Тут-то, как бы над самым ухом, и вскричала оглашенно сенная девка Палага: «Матушка-государыня, молодой хозяин убился!» Появилась в распахнутых воротах, черная, как ворон, и взовопила по глупому бабьему умишку, как велели передать: «Ой, юный господине убился!»
Обмерла Федосья Прокопьевна сердцем. Умом пропала. Но сразу спохватилась, побежала на широких махах через сад, сбросив с плеч тяжелый опашень.
Дядько Важен стоял на коленях подле отрока. Завидев бояроню, вскочил, в лице – немой страх. В иссекновенном морщинами лице – мука и сама смерть. Иванушко, богоданный сыночек, безмолвною рыбкой лежал на снегу, скрестив на груди руки.
«Что стряслось-то? Что с ним сталося? – вскричала Федосья, едва переводя дух. Челядинник отвел виноватый взгляд. – Злодей! Ты же сына моего убил!..»
Бояроня выхватила из рук челядинника плеть и хлестнула наотмашь, высекла из тулупчика клок крашенины и заячиного меха.

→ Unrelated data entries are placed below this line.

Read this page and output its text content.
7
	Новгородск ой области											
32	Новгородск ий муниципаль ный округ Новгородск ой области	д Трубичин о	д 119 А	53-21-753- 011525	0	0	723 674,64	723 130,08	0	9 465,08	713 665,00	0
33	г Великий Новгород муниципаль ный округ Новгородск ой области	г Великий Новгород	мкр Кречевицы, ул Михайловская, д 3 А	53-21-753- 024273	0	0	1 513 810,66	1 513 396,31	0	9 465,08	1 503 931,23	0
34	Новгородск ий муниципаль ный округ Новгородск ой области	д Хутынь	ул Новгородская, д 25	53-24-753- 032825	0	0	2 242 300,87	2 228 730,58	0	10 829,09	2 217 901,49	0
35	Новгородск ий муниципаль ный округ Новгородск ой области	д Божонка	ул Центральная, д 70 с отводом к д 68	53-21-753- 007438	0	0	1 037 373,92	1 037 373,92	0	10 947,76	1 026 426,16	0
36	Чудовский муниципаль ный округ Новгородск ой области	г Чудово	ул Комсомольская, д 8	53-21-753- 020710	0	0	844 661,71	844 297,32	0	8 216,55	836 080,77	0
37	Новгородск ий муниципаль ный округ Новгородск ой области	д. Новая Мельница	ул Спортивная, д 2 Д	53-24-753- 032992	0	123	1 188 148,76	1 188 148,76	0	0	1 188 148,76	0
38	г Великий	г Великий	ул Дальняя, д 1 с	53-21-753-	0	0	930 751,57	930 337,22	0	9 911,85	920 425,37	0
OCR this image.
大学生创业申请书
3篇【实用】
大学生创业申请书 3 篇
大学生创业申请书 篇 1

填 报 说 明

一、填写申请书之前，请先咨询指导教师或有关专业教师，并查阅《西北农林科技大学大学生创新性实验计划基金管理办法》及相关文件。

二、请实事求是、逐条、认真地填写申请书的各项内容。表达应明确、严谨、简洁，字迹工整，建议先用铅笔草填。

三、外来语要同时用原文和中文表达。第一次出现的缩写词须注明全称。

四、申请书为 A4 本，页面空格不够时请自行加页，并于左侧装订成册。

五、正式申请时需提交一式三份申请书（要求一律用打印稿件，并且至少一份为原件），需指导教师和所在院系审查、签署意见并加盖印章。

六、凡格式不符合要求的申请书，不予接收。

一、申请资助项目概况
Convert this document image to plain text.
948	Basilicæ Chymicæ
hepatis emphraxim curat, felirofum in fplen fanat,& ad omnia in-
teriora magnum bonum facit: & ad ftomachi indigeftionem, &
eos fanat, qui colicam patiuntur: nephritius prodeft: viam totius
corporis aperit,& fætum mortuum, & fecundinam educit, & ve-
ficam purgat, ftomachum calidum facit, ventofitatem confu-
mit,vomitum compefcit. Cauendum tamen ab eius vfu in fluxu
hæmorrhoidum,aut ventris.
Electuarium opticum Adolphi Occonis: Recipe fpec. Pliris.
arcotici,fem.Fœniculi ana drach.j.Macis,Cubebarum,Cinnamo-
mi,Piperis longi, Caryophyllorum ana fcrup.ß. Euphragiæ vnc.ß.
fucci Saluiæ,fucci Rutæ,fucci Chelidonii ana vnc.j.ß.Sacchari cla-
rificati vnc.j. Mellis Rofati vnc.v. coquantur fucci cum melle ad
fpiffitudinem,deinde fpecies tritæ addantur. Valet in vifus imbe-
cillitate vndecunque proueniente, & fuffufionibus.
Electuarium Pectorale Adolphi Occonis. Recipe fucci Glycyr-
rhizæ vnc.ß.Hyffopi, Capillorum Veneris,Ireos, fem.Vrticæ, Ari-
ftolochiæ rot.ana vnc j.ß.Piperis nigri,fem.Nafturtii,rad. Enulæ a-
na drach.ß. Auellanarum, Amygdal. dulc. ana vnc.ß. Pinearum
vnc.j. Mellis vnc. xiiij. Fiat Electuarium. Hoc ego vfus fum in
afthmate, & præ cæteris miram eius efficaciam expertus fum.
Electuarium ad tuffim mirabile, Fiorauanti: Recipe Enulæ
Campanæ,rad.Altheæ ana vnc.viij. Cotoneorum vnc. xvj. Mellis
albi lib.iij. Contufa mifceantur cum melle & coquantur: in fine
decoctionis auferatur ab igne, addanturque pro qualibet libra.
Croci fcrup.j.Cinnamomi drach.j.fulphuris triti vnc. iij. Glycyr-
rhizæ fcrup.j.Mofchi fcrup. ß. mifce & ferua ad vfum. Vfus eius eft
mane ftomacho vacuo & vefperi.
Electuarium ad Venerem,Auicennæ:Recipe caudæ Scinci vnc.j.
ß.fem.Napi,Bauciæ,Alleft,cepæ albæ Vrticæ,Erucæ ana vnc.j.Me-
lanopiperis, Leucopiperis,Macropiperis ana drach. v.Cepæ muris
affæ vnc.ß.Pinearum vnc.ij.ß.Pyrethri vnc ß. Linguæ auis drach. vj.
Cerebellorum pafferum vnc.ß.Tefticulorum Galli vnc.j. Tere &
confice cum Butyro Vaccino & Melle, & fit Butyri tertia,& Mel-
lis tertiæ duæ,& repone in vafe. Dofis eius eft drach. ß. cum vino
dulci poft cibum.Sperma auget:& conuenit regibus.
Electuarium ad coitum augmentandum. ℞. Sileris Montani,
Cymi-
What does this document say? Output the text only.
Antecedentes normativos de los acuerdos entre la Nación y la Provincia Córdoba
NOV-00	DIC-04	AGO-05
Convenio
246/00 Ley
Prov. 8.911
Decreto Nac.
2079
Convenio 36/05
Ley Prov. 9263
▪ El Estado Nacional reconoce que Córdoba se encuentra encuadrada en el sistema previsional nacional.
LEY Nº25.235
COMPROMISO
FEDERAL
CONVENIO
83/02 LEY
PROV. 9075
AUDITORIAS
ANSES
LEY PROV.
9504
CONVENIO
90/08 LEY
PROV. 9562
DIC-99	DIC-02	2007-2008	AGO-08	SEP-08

«Казни, матушка, дурака. Век молить стану. Казни глупого», – старик повалился на колени, покорно подставил спину, и бояроня, лишившись разума, принялась полосовать по безмясым ребрам, не видя, куда угождает ременная витуха из лосиной кожи. Но рука скоро отвалилась, онемела в плече, и бояроня метнулась к сыну. У Ивана лицо было белее погребального савана, глаза плотно сомкнуты, и в обочьях разлилась темная синь. Смоляные брови уже посветлели, хваченные инеем, и снежная пыль, не тая, посыпала виски. Усы как-то враз отросли, загрубели в один миг; пред бояроней лежал уже не отрок, но матереющий вьюнош.
«Вот и сон в руку. Гос-по-ди!.. – беззвучно взмолилась Федосья Прокопьевна и прошептала, уливаясь слезами: – Сы-нушка, не помирай...»
...В провальной темени зажегся крохотный ладейный фонарик и, зыбко покачиваясь и подмаргивая, поплыл из глубины навстречу, разрастаясь и светом своим одушевляя померкший ум. И вдруг откуда-то извне, наверное с небес, донеслось призывное: «Сынушка, не помирай...» Отрок открыл беспамятные глаза, увидел над собою матушкино плачущее лицо и молвил, улыбаясь: «Мама! Как сладко помирать-то...»
Слуги раскатали овчинную полсть, собрались родименького нести на руках. Но отрок встал и, оттолкнувши дворню, сел в седло и поехал к дому верхом. Мать же шла возле, ухватившись за стремянной ремень.